Festival Film Pelajar Baubau Sulawesi Tenggara 2024
FILMPELAJAR.COM – BAUBAU, Pj Wali Kota Baubau, Muh Rasman Manafi, menilai Festival Film Pelajar yang digagas oleh Dinas Pendidikan dan Kebudayaan (Dikbud) Kota Baubau sebagai sebuah terobosan penting dalam mempercepat peningkatan Sumber Daya Manusia (SDM) di era digital. Festival ini bukan hanya sebuah ajang kreatif, tetapi juga langkah strategis untuk menyiapkan generasi muda yang siap bersaing di dunia yang semakin terhubung secara digital.
Dalam sambutannya saat malam puncak Festival Film Pelajar di Nirwana Buton Villa, Baubau, pada Senin (16/12/2024), Muh Rasman menekankan pentingnya pendidikan sebagai penggerak perubahan. “Kami mulai dengan generasi muda di tingkat SD, SMP, bahkan SMA. Ini langkah konkret untuk mengejar ketertinggalan dan menanamkan pengetahuan tentang teknologi digital kepada mereka,” ungkapnya.
Festival ini, menurutnya, juga membuka peluang besar bagi para pelajar untuk mengembangkan keahlian di bidang produksi film pendek, yang kini menjadi alat promosi daerah yang efektif. “Promosi daerah tidak lagi bergantung pada cara-cara konvensional. Sekarang, kita bisa memanfaatkan klip pendek dengan narasi yang menarik dan sentuhan sinematografi untuk menyampaikan pesan,” tambah Muh Rasman.
Para peserta festival ini, lanjutnya, sudah membuktikan bahwa kemampuan membuat film pendek bukanlah hal yang sulit. “Dengan pelatihan singkat, anak-anak kita telah berhasil memproduksi film pendek yang tidak hanya menarik, tetapi juga penuh makna,” ujarnya penuh bangga.
Lebih lanjut, Pj Wali Kota Baubau berharap agar inisiatif ini terus berlanjut dan melahirkan inovasi-inovasi baru. “Apa yang kita lakukan ini adalah terobosan. Mudah-mudahan kegiatan ini dapat berlanjut dan semakin banyak inovasi yang muncul dari generasi muda kita,” katanya optimis.
Sementara itu, Kepala Dinas Pendidikan dan Kebudayaan Kota Baubau, Eko Prasetya, mengungkapkan bahwa pelatihan dan Festival Film Pelajar tahun 2024 telah berhasil menghasilkan tiga film pendek. Ketiganya akan diikutkan dalam Festival Film Pelajar Indonesia, dan diharapkan dapat membawa nama Kota Baubau ke tingkat nasional bahkan internasional.
“Kami mohon doa dan dukungan agar ketiga karya ini dapat mewakili dan membanggakan Kota Baubau di ajang yang lebih besar,” harapnya.

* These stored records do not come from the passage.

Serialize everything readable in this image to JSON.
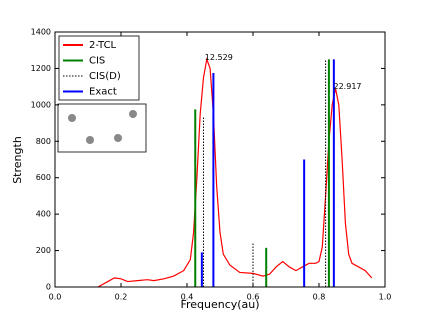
{
  "chart_data": {
    "type": "line",
    "xlabel": "Frequency(au)",
    "ylabel": "Strength",
    "xlim": [
      0,
      1
    ],
    "ylim": [
      0,
      1400
    ],
    "xticks": [
      {
        "value": 0,
        "label": "0.0"
      },
      0.2,
      0.4,
      0.6,
      0.8,
      {
        "value": 1,
        "label": "1.0"
      }
    ],
    "yticks": [
      0,
      200,
      400,
      600,
      800,
      1000,
      1200,
      1400
    ],
    "legend": "upper left",
    "series": [
      {
        "name": "2-TCL",
        "color": "#ff0000",
        "style": "line",
        "x": [
          0.13,
          0.16,
          0.18,
          0.2,
          0.22,
          0.25,
          0.28,
          0.3,
          0.33,
          0.36,
          0.39,
          0.41,
          0.42,
          0.43,
          0.44,
          0.45,
          0.46,
          0.47,
          0.48,
          0.49,
          0.5,
          0.51,
          0.53,
          0.56,
          0.6,
          0.63,
          0.65,
          0.67,
          0.69,
          0.71,
          0.73,
          0.75,
          0.77,
          0.79,
          0.8,
          0.81,
          0.82,
          0.83,
          0.84,
          0.85,
          0.86,
          0.87,
          0.88,
          0.89,
          0.9,
          0.92,
          0.94,
          0.96
        ],
        "values": [
          0,
          30,
          50,
          45,
          30,
          35,
          40,
          35,
          45,
          60,
          90,
          150,
          300,
          600,
          950,
          1150,
          1250,
          1200,
          950,
          550,
          300,
          180,
          120,
          80,
          75,
          60,
          70,
          110,
          140,
          110,
          90,
          110,
          130,
          130,
          140,
          220,
          500,
          800,
          1000,
          1090,
          1000,
          700,
          350,
          180,
          130,
          110,
          90,
          50
        ]
      },
      {
        "name": "CIS",
        "color": "#008000",
        "style": "stem",
        "x": [
          0.425,
          0.64,
          0.83
        ],
        "values": [
          975,
          215,
          1250
        ]
      },
      {
        "name": "CIS(D)",
        "color": "#000000",
        "style": "stem",
        "dashed": true,
        "x": [
          0.45,
          0.6,
          0.82
        ],
        "values": [
          930,
          245,
          1250
        ]
      },
      {
        "name": "Exact",
        "color": "#0000ff",
        "style": "stem",
        "x": [
          0.445,
          0.48,
          0.755,
          0.845
        ],
        "values": [
          190,
          1175,
          700,
          1250
        ]
      }
    ],
    "annotations": [
      {
        "text": "12.529",
        "x": 0.46,
        "y": 1250
      },
      {
        "text": "22.917",
        "x": 0.85,
        "y": 1090
      }
    ]
  }
}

Eko Prasetya juga menegaskan komitmennya untuk melanjutkan kegiatan ini setiap tahun dan melibatkan lebih banyak peserta dari berbagai satuan pendidikan di Kota Baubau. “Ini bukan hanya kegiatan tahunan, tapi sebuah program berkesinambungan untuk membentuk generasi muda yang kreatif dan siap menghadapi tantangan di era digital,” tutupnya.
Malam puncak Festival Film Pelajar dikemas dengan acara Kande-kandea atau makan bersama. Sembari menyaksikan film hasil produkasi dari siswa-siswi peserta pelatihan.
Festival Film Pelajar ini jelas menjadi langkah maju bagi Baubau dalam mencetak generasi muda yang tidak hanya cerdas, tetapi juga kreatif dan siap memanfaatkan teknologi untuk kemajuan daerah dan bangsa.